As for this specific case of TSNE, random_state is used to seed the cost_function of the algorithm.
As documented:
method : string (default: ‘barnes_hut’)
By default the gradient calculation algorithm uses Barnes-Hut
approximation running in O(NlogN) time
Also, search the term "random" in the paper you cited. The first line is
The gradient descent is initialized by sampling map points randomly
from an isotropic Gaussian with small variance that is centered around
the origin.
Also other locations of word "random" clarifies that there is randomness is choosing the starting landmark points, and hence can affect the local minima of function.
This randomness is represented by a pseudorandom number generator, which is seeded by random_state
parameter.
Explanation:
Some algorithms use the random numbers in initialization of certain parameters, such as weights for optimizing, splitting of data randomly into train and test, choosing some features etc.
Now in programming and software in general, nothing is inherently truly random.
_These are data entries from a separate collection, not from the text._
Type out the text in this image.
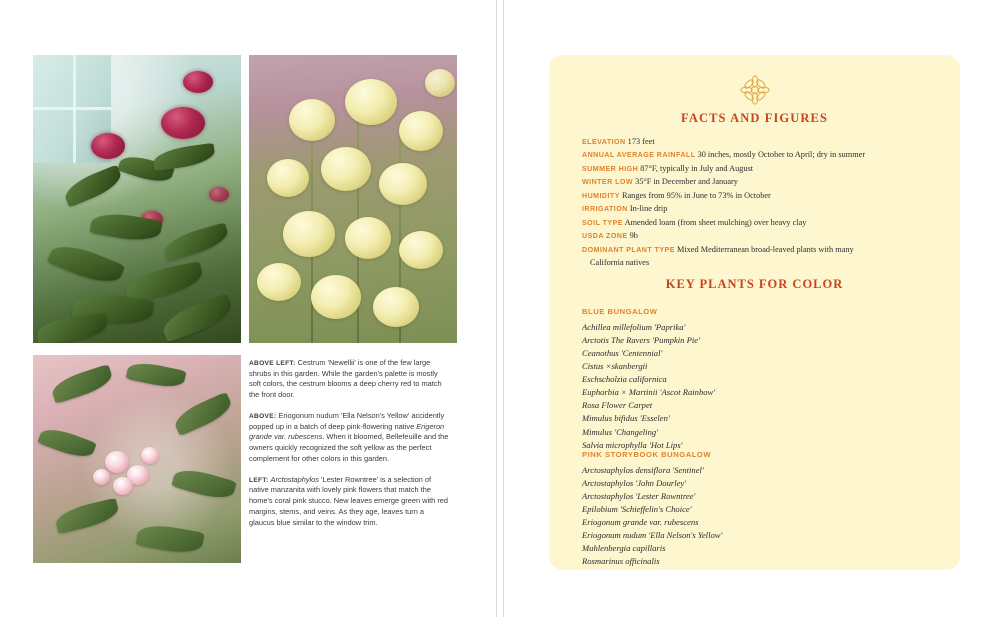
ABOVE LEFT: Cestrum 'Newellii' is one of the few large shrubs in this garden. While the garden's palette is mostly soft colors, the cestrum blooms a deep cherry red to match the front door.
ABOVE: Eriogonum nudum 'Ella Nelson's Yellow' accidently popped up in a batch of deep pink-flowering native Erigeron grande var. rubescens. When it bloomed, Bellefeuille and the owners quickly recognized the soft yellow as the perfect complement for other colors in this garden.
LEFT: Arctostaphylos 'Lester Rowntree' is a selection of native manzanita with lovely pink flowers that match the home's coral pink stucco. New leaves emerge green with red margins, stems, and veins. As they age, leaves turn a glaucus blue similar to the window trim.
FACTS AND FIGURES
ELEVATION 173 feet
ANNUAL AVERAGE RAINFALL 30 inches, mostly October to April; dry in summer
SUMMER HIGH 87°F, typically in July and August
WINTER LOW 35°F in December and January
HUMIDITY Ranges from 95% in June to 73% in October
IRRIGATION In-line drip
SOIL TYPE Amended loam (from sheet mulching) over heavy clay
USDA ZONE 9b
DOMINANT PLANT TYPE Mixed Mediterranean broad-leaved plants with many
California natives
KEY PLANTS FOR COLOR
BLUE BUNGALOW
Achillea millefolium 'Paprika'
Arctotis The Ravers 'Pumpkin Pie'
Ceanothus 'Centennial'
Cistus ×skanbergii
Eschscholzia californica
Euphorbia × Martinii 'Ascot Rainbow'
Rosa Flower Carpet
Mimulus bifidus 'Esselen'
Mimulus 'Changeling'
Salvia microphylla 'Hot Lips'
PINK STORYBOOK BUNGALOW
Arctostaphylos densiflora 'Sentinel'
Arctostaphylos 'John Dourley'
Arctostaphylos 'Lester Rowntree'
Epilobium 'Schieffelin's Choice'
Eriogonum grande var. rubescens
Eriogonum nudum 'Ella Nelson's Yellow'
Muhlenbergia capillaris
Rosmarinus officinalis
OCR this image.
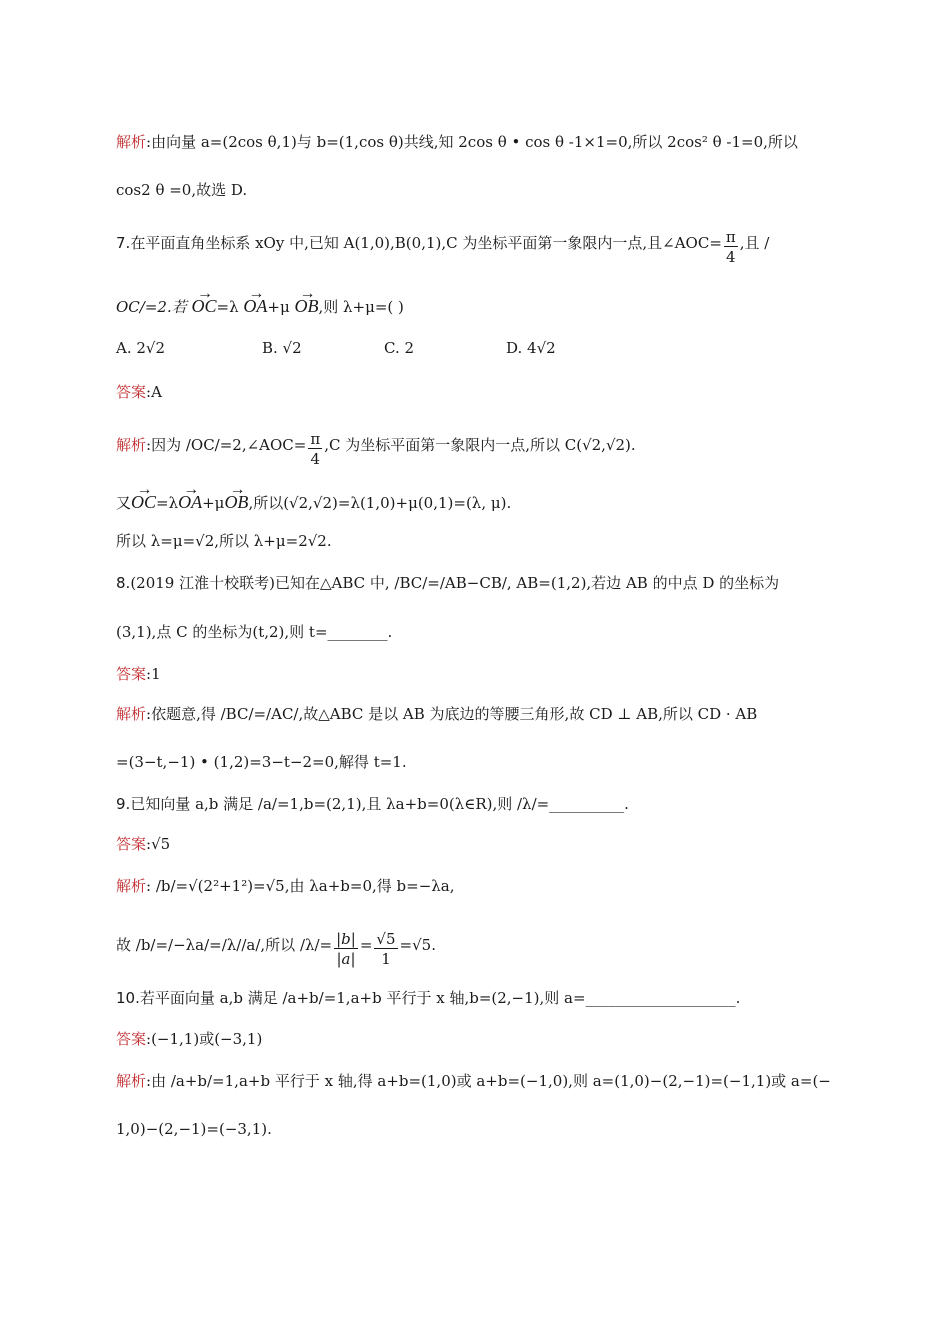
解析:由向量 a=(2cos θ,1)与 b=(1,cos θ)共线,知 2cos θ • cos θ -1×1=0,所以 2cos² θ -1=0,所以
cos2 θ =0,故选 D.
7.在平面直角坐标系 xOy 中,已知 A(1,0),B(0,1),C 为坐标平面第一象限内一点,且∠AOC= $\frac{\pi}{4}$ ,且 /
OC/=2.若 → OC=λ → OA+μ → OB,则 λ+μ=( )
A. 2√2	B. √2	C. 2	D. 4√2
答案:A
解析:因为 /OC/=2,∠AOC= $\frac{\pi}{4} ,C$ 为坐标平面第一象限内一点,所以 C(√2,√2).
又→ OC=λ→ OA+μ→ OB,所以(√2,√2)=λ(1,0)+μ(0,1)=(λ, μ).
所以 λ=μ=√2,所以 λ+μ=2√2.
8.(2019 江淮十校联考)已知在△ABC 中, /BC/=/AB−CB/, AB=(1,2),若边 AB 的中点 D 的坐标为
(3,1),点 C 的坐标为(t,2),则 t=________.
答案:1
解析:依题意,得 /BC/=/AC/,故△ABC 是以 AB 为底边的等腰三角形,故 CD ⊥ AB,所以 CD · AB
=(3−t,−1) • (1,2)=3−t−2=0,解得 t=1.
9.已知向量 a,b 满足 /a/=1,b=(2,1),且 λa+b=0(λ∈R),则 /λ/=__________.
答案:√5
解析: /b/=√(2²+1²)=√5,由 λa+b=0,得 b=−λa,
故 /b/=/−λa/=/λ//a/,所以 $/\lambda/= \frac{|b|}{|a|} = \frac{√5}{1} =√5$.
10.若平面向量 a,b 满足 /a+b/=1,a+b 平行于 x 轴,b=(2,−1),则 a=____________________.
答案:(−1,1)或(−3,1)
解析:由 /a+b/=1,a+b 平行于 x 轴,得 a+b=(1,0)或 a+b=(−1,0),则 a=(1,0)−(2,−1)=(−1,1)或 a=(−
1,0)−(2,−1)=(−3,1).
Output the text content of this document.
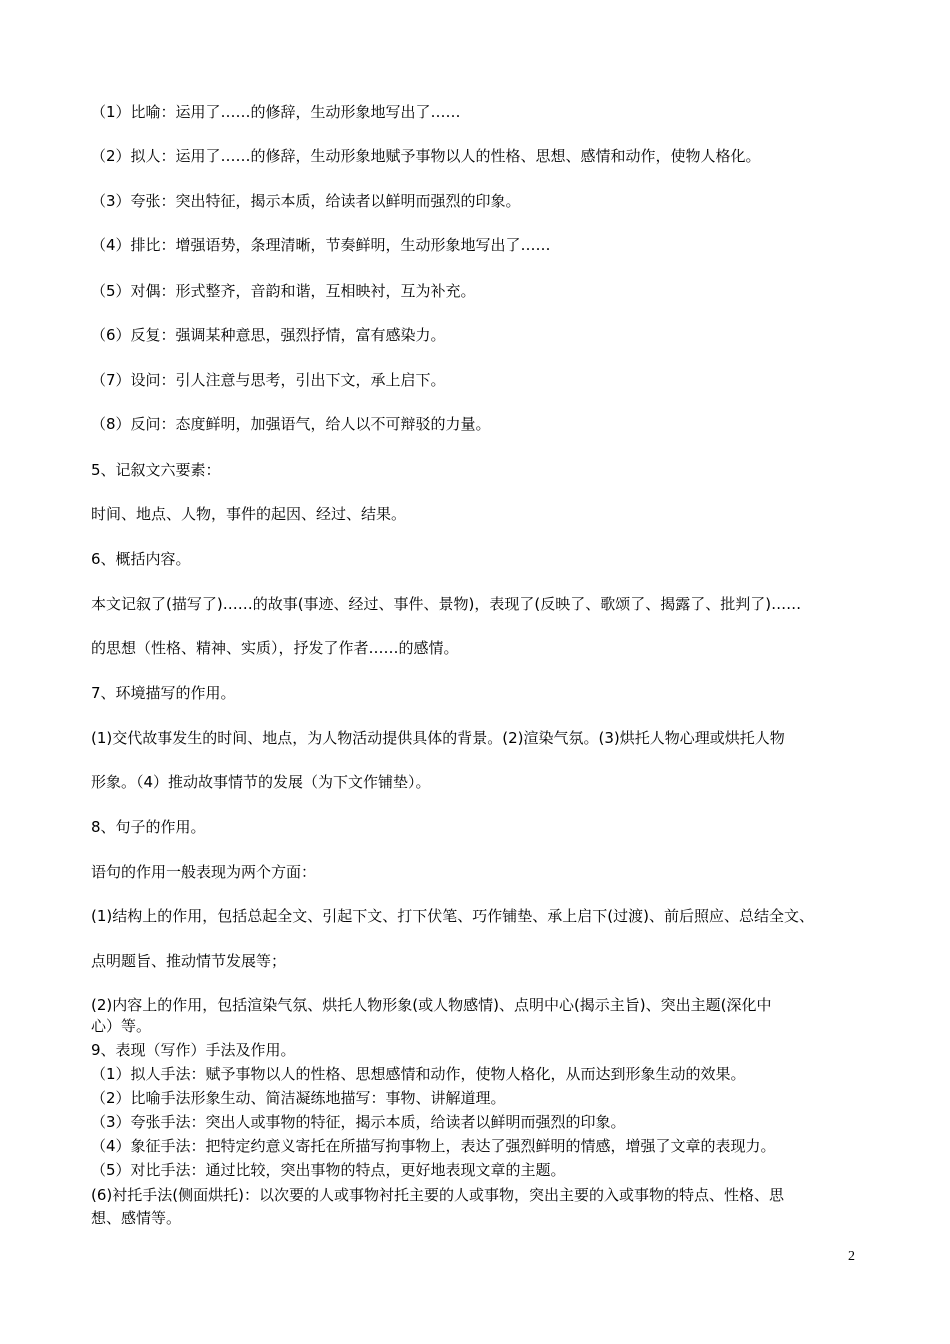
（1）比喻：运用了……的修辞，生动形象地写出了……
（2）拟人：运用了……的修辞，生动形象地赋予事物以人的性格、思想、感情和动作，使物人格化。
（3）夸张：突出特征，揭示本质，给读者以鲜明而强烈的印象。
（4）排比：增强语势，条理清晰，节奏鲜明，生动形象地写出了……
（5）对偶：形式整齐，音韵和谐，互相映衬，互为补充。
（6）反复：强调某种意思，强烈抒情，富有感染力。
（7）设问：引人注意与思考，引出下文，承上启下。
（8）反问：态度鲜明，加强语气，给人以不可辩驳的力量。
5、记叙文六要素：
时间、地点、人物，事件的起因、经过、结果。
6、概括内容。
本文记叙了(描写了)……的故事(事迹、经过、事件、景物)，表现了(反映了、歌颂了、揭露了、批判了)……
的思想（性格、精神、实质），抒发了作者……的感情。
7、环境描写的作用。
(1)交代故事发生的时间、地点，为人物活动提供具体的背景。(2)渲染气氛。(3)烘托人物心理或烘托人物
形象。（4）推动故事情节的发展（为下文作铺垫）。
8、句子的作用。
语句的作用一般表现为两个方面：
(1)结构上的作用，包括总起全文、引起下文、打下伏笔、巧作铺垫、承上启下(过渡)、前后照应、总结全文、
点明题旨、推动情节发展等；
(2)内容上的作用，包括渲染气氛、烘托人物形象(或人物感情)、点明中心(揭示主旨)、突出主题(深化中
心）等。
9、表现（写作）手法及作用。
（1）拟人手法：赋予事物以人的性格、思想感情和动作，使物人格化，从而达到形象生动的效果。
（2）比喻手法形象生动、简洁凝练地描写：事物、讲解道理。
（3）夸张手法：突出人或事物的特征，揭示本质，给读者以鲜明而强烈的印象。
（4）象征手法：把特定约意义寄托在所描写拘事物上，表达了强烈鲜明的情感，增强了文章的表现力。
（5）对比手法：通过比较，突出事物的特点，更好地表现文章的主题。
(6)衬托手法(侧面烘托)：以次要的人或事物衬托主要的人或事物，突出主要的入或事物的特点、性格、思
想、感情等。
2
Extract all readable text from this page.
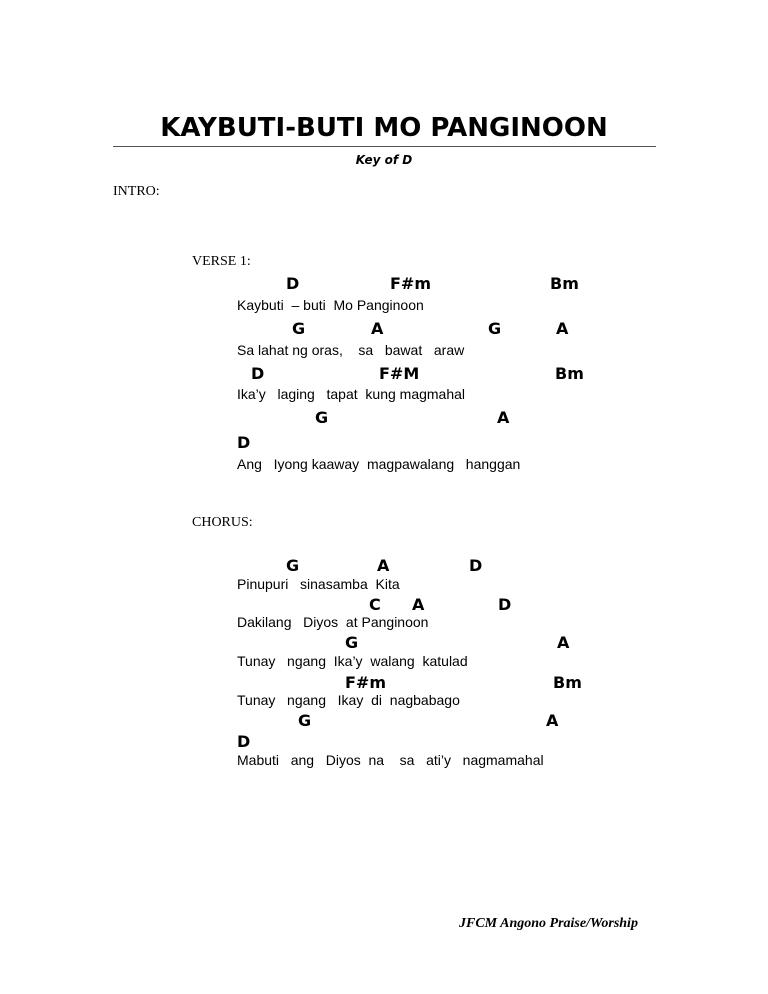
KAYBUTI-BUTI MO PANGINOON
Key of D
INTRO:
VERSE 1:
D	F#m	Bm
Kaybuti  – buti  Mo Panginoon
G	A	G	A
Sa lahat ng oras,    sa   bawat   araw
D	F#M	Bm
Ika’y   laging   tapat  kung magmahal
G	A
D
Ang   Iyong kaaway  magpawalang   hanggan
CHORUS:
G	A	D
Pinupuri   sinasamba  Kita
C A	D
Dakilang   Diyos  at Panginoon
G	A
Tunay   ngang  Ika’y  walang  katulad
F#m	Bm
Tunay   ngang   Ikay  di  nagbabago
G	A
D
Mabuti   ang   Diyos  na    sa   ati’y   nagmamahal
JFCM Angono Praise/Worship
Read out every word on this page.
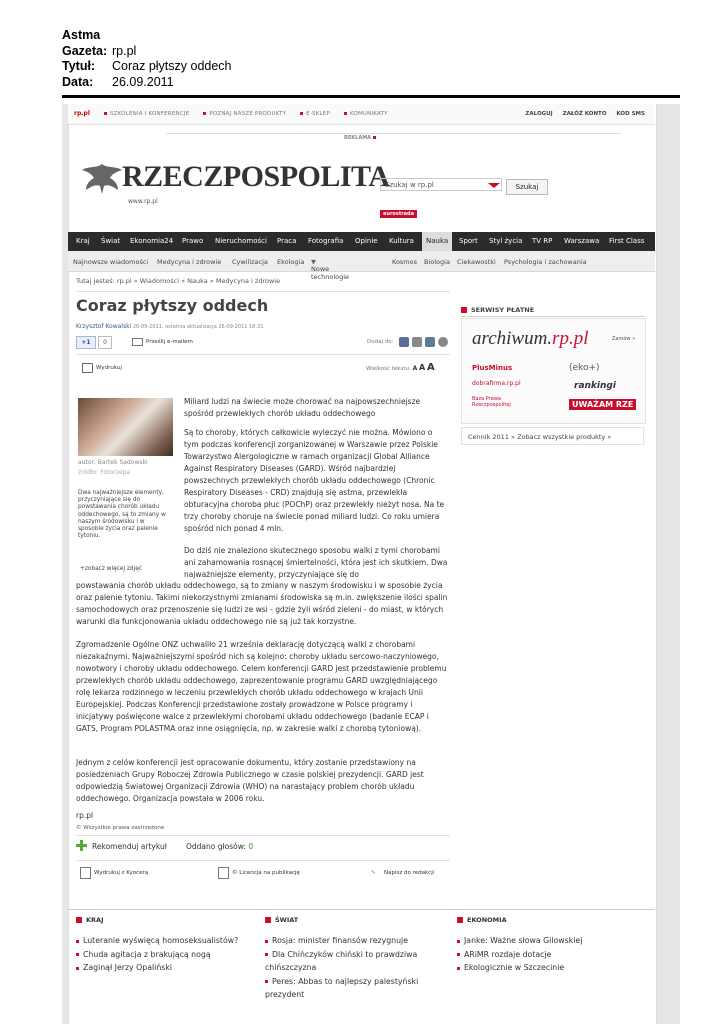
Astma
Gazeta: rp.pl
Tytuł:	Coraz płytszy oddech
Data:	26.09.2011
rp.pl	SZKOLENIA I KONFERENCJE	POZNAJ NASZE PRODUKTY	E-SKLEP	KOMUNIKATY	ZALOGUJ ZAŁÓŻ KONTO KOD SMS
REKLAMA
RZECZPOSPOLITA
www.rp.pl
Szukaj w rp.pl	Szukaj
eurostrada
Kraj Świat Ekonomia24 Prawo Nieruchomości Praca Fotografia Opinie Kultura	Nauka	Sport Styl życia TV RP Warszawa First Class
Najnowsze wiadomości Medycyna i zdrowie Cywilizacja Ekologia
Nowe technologie
▼	Kosmos Biologia Ciekawostki Psychologia i zachowania
Tutaj jesteś: rp.pl » Wiadomości » Nauka » Medycyna i zdrowie
Coraz płytszy oddech
Krzysztof Kowalski 26-09-2011, ostatnia aktualizacja 26-09-2011 18:31
+1	0	Prześlij e-mailem	Dodaj do:
Wydrukuj	Wielkość tekstu: A A A
autor: Bartek Sadowski
źródło: Fotorzepa
Dwa najważniejsze elementy, przyczyniające się do powstawania chorób układu oddechowego, są to zmiany w naszym środowisku i w sposobie życia oraz palenie tytoniu.
+zobacz więcej zdjęć
Miliard ludzi na świecie może chorować na najpowszechniejsze spośród przewlekłych chorób układu oddechowego
Są to choroby, których całkowicie wyleczyć nie można. Mówiono o tym podczas konferencji zorganizowanej w Warszawie przez Polskie Towarzystwo Alergologiczne w ramach organizacji Global Alliance Against Respiratory Diseases (GARD). Wśród najbardziej powszechnych przewlekłych chorób układu oddechowego (Chronic Respiratory Diseases - CRD) znajdują się astma, przewlekła obturacyjna choroba płuc (POChP) oraz przewlekły nieżyt nosa. Na te trzy choroby choruje na świecie ponad miliard ludzi. Co roku umiera spośród nich ponad 4 mln.
Do dziś nie znaleziono skutecznego sposobu walki z tymi chorobami ani zahamowania rosnącej śmiertelności, która jest ich skutkiem. Dwa najważniejsze elementy, przyczyniające się do
powstawania chorób układu oddechowego, są to zmiany w naszym środowisku i w sposobie życia oraz palenie tytoniu. Takimi niekorzystnymi zmianami środowiska są m.in. zwiększenie ilości spalin samochodowych oraz przenoszenie się ludzi ze wsi - gdzie żyli wśród zieleni - do miast, w których warunki dla funkcjonowania układu oddechowego nie są już tak korzystne.
Zgromadzenie Ogólne ONZ uchwaliło 21 września deklarację dotyczącą walki z chorobami niezakaźnymi. Najważniejszymi spośród nich są kolejno: choroby układu sercowo-naczyniowego, nowotwory i choroby układu oddechowego. Celem konferencji GARD jest przedstawienie problemu przewlekłych chorób układu oddechowego, zaprezentowanie programu GARD uwzględniającego rolę lekarza rodzinnego w leczeniu przewlekłych chorób układu oddechowego w krajach Unii Europejskiej. Podczas Konferencji przedstawione zostały prowadzone w Polsce programy i inicjatywy poświęcone walce z przewlekłymi chorobami układu oddechowego (badanie ECAP i GATS, Program POLASTMA oraz inne osiągnięcia, np. w zakresie walki z chorobą tytoniową).
Jednym z celów konferencji jest opracowanie dokumentu, który zostanie przedstawiony na posiedzeniach Grupy Roboczej Zdrowia Publicznego w czasie polskiej prezydencji. GARD jest odpowiedzią Światowej Organizacji Zdrowia (WHO) na narastający problem chorób układu oddechowego. Organizacja powstała w 2006 roku.
rp.pl
© Wszystkie prawa zastrzeżone
Rekomenduj artykuł	Oddano głosów: 0
Wydrukuj z Kyocerą	© Licencja na publikację	✎ Napisz do redakcji
SERWISY PŁATNE
archiwum.rp.pl	Zamów »
PlusMinus
dobrafirma.rp.pl
Baza Prawa Rzeczpospolitej
(eko+)
rankingi
UWAŻAM RZE
Cennik 2011 » Zobacz wszystkie produkty »
KRAJ
Luteranie wyświęcą homoseksualistów?
Chuda agitacja z brakującą nogą
Zaginął Jerzy Opaliński
ŚWIAT
Rosja: minister finansów rezygnuje
Dla Chińczyków chiński to prawdziwa chińszczyzna
Peres: Abbas to najlepszy palestyński prezydent
EKONOMIA
Janke: Ważne słowa Gilowskiej
ARiMR rozdaje dotacje
Ekologicznie w Szczecinie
To generate random numbers, a program is used. But since its a program with some fixed steps, it cannot be truly random. So its called pseudorandom generators. Now to output different sequence of numbers each time, they take an input according to which numbers are generated. Typically, this input is the current time in milliseconds (Epochs UTC). This input is called seed. Fixing the seed means to fix the output numbers.
random_state
is used as seed for pseudorandom number generator in scikit-learn to duplicate the behavior when such randomness is involved in algorithms. When a fixed random_state, it will produce exact same results in different runs of the program. So its easier to debug and identify problems, if any.
Without setting the random_state
, different seeds will be used each time that algorithm is run and you will get different results. It may happen that you may get very high scores first time and can never be able to achieve that again.
Now in machine learning, we want to replicate our steps exactly same as performed before, to analyse the results. Hence random_state
is fixed to some integer. Hope it helps.